Офелла качает головой, а Юстиниан отправляет мне воздушный поцелуй. Я бы предпочел, чтобы все было наоборот, но жизнь нужно принимать такой, какая она есть (теперь я знаю: кроме тех случаев, когда в опасности те, кого ты любишь).
Сначала я жду Нису в комнате, думая, что нужно поговорить с ней. Она весь вечер странная, неразговорчивая, то веселая, а то грустная. Может, ей одиноко. А, может, она все думает о том, как мы решим нашу проблему. Например, смотрит на моих родителей и представляет, как убьет меня, и оттого ей страшно и печально.
Потом я ухожу мыться, думая, что Ниса и Офелла заболтались. Потом я выхожу, расслабленный от горячей воды, и обнаруживаю, что Нисы все еще нет. Я ложусь в кровать, некоторое время смотрю в потолок, а потом мои внутренние часы сообщают мне, что на самом деле прошло очень много времени.
Мои внутренние часы не очень точные, вот почему они так сообщают. Я собираюсь зайти к Офелле, чтобы посмотреть, не в ее ли комнате заночевала Ниса ради разнообразия, но что-то, какое-то чувство, наверное так ощущается интуиция, заставляет меня подойти к окну. Дождь все еще идет, а беззвездное небо накрыто одеялом тяжелых облаков, сквозь которое едва проглядывает луна.

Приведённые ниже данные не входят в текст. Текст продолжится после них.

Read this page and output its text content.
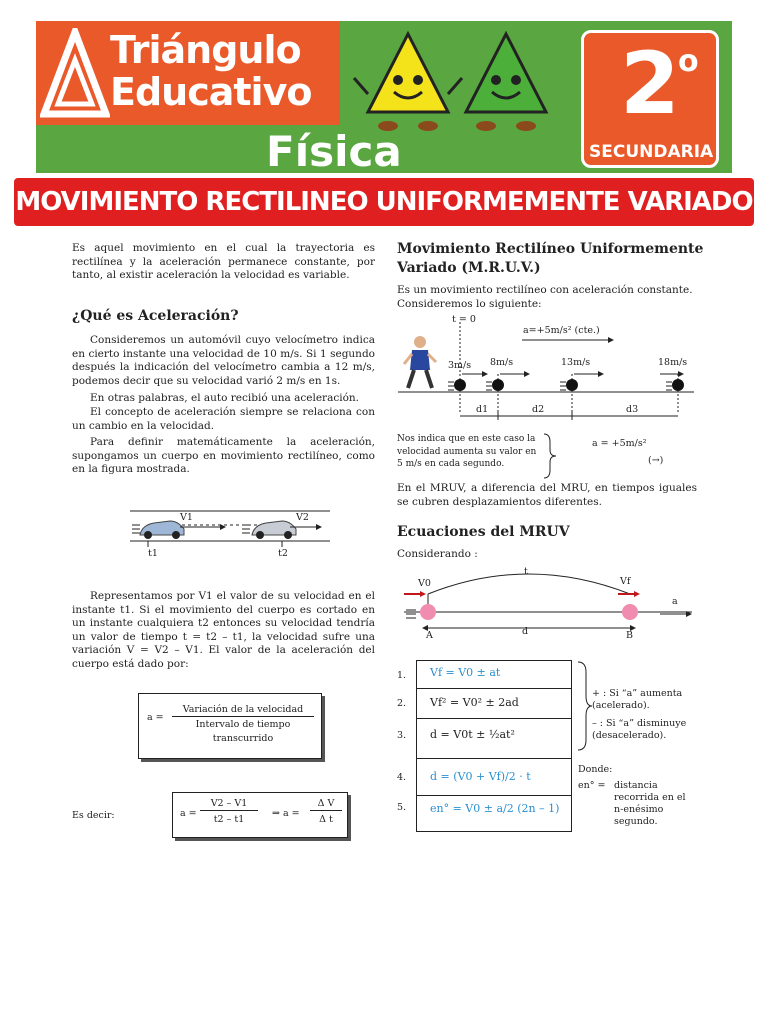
Triángulo
Educativo
Física
2
o
SECUNDARIA
MOVIMIENTO RECTILINEO UNIFORMEMENTE VARIADO
Es aquel movimiento en el cual la trayectoria es rectilínea y la aceleración permanece constante, por tanto, al existir aceleración la velocidad es variable.
¿Qué es Aceleración?
Consideremos un automóvil cuyo velocímetro indica en cierto instante una velocidad de 10 m/s. Si 1 segundo después la indicación del velocímetro cambia a 12 m/s, podemos decir que su velocidad varió 2 m/s en 1s.
En otras palabras, el auto recibió una aceleración.
El concepto de aceleración siempre se relaciona con un cambio en la velocidad.
Para definir matemáticamente la aceleración, supongamos un cuerpo en movimiento rectilíneo, como en la figura mostrada.
V1	V2
t1	t2
Representamos por V1 el valor de su velocidad en el instante t1. Si el movimiento del cuerpo es cortado en un instante cualquiera t2 entonces su velocidad tendría un valor de tiempo t = t2 – t1, la velocidad sufre una variación V = V2 – V1. El valor de la aceleración del cuerpo está dado por:
a =
Variación de la velocidad
Intervalo de tiempo
transcurrido
Es decir:	a =
V2 – V1
t2 – t1
⇒ a =
Δ V
Δ t
Movimiento Rectilíneo Uniformemente Variado (M.R.U.V.)
Es un movimiento rectilíneo con aceleración constante.
Consideremos lo siguiente:
t = 0
a=+5m/s² (cte.)
3m/s 8m/s	13m/s	18m/s
d1	d2	d3
Nos indica que en este caso la velocidad aumenta su valor en 5 m/s en cada segundo.
a = +5m/s²
(→)
En el MRUV, a diferencia del MRU, en tiempos iguales se cubren desplazamientos diferentes.
Ecuaciones del MRUV
Considerando :
t
V0	Vf
a
d
A	B
1.
2.
3.
4.
5.
Vf = V0 ± at
Vf² = V0² ± 2ad
d = V0t ± ½at²
d = (V0 + Vf)/2 · t
en° = V0 ± a/2 (2n – 1)
+ : Si “a” aumenta (acelerado).
– : Si “a” disminuye (desacelerado).
Donde:
en° = distancia recorrida en el n-enésimo segundo.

Почти ничего не видно, но именно поэтому движение в темноте привлекает мое внимание. Я не то чтобы узнаю Нису, не то чтобы понимаю, она ли это, но я чувствую, кожей под пижамой, натянутой в груди струной волнения, зудом в голове, означающим приход верного ответа — мне туда нужно.
И это чувство не оставляет мне времени даже переодеться, потому что оно такое огромное, что все становится неважным. Ниса говорила, что между такими, как она и их донаторами есть связь. Я ощущаю ее так хорошо, как никогда прежде.
В столовой еще горит свет, поэтому я выхожу в сад окольным путем, через террасу. Холодно оказывается просто невероятно, а ногам еще и мокро. В следующий раз, думаю я, не буду доверять своим чувствам, по крайней мере так быстро.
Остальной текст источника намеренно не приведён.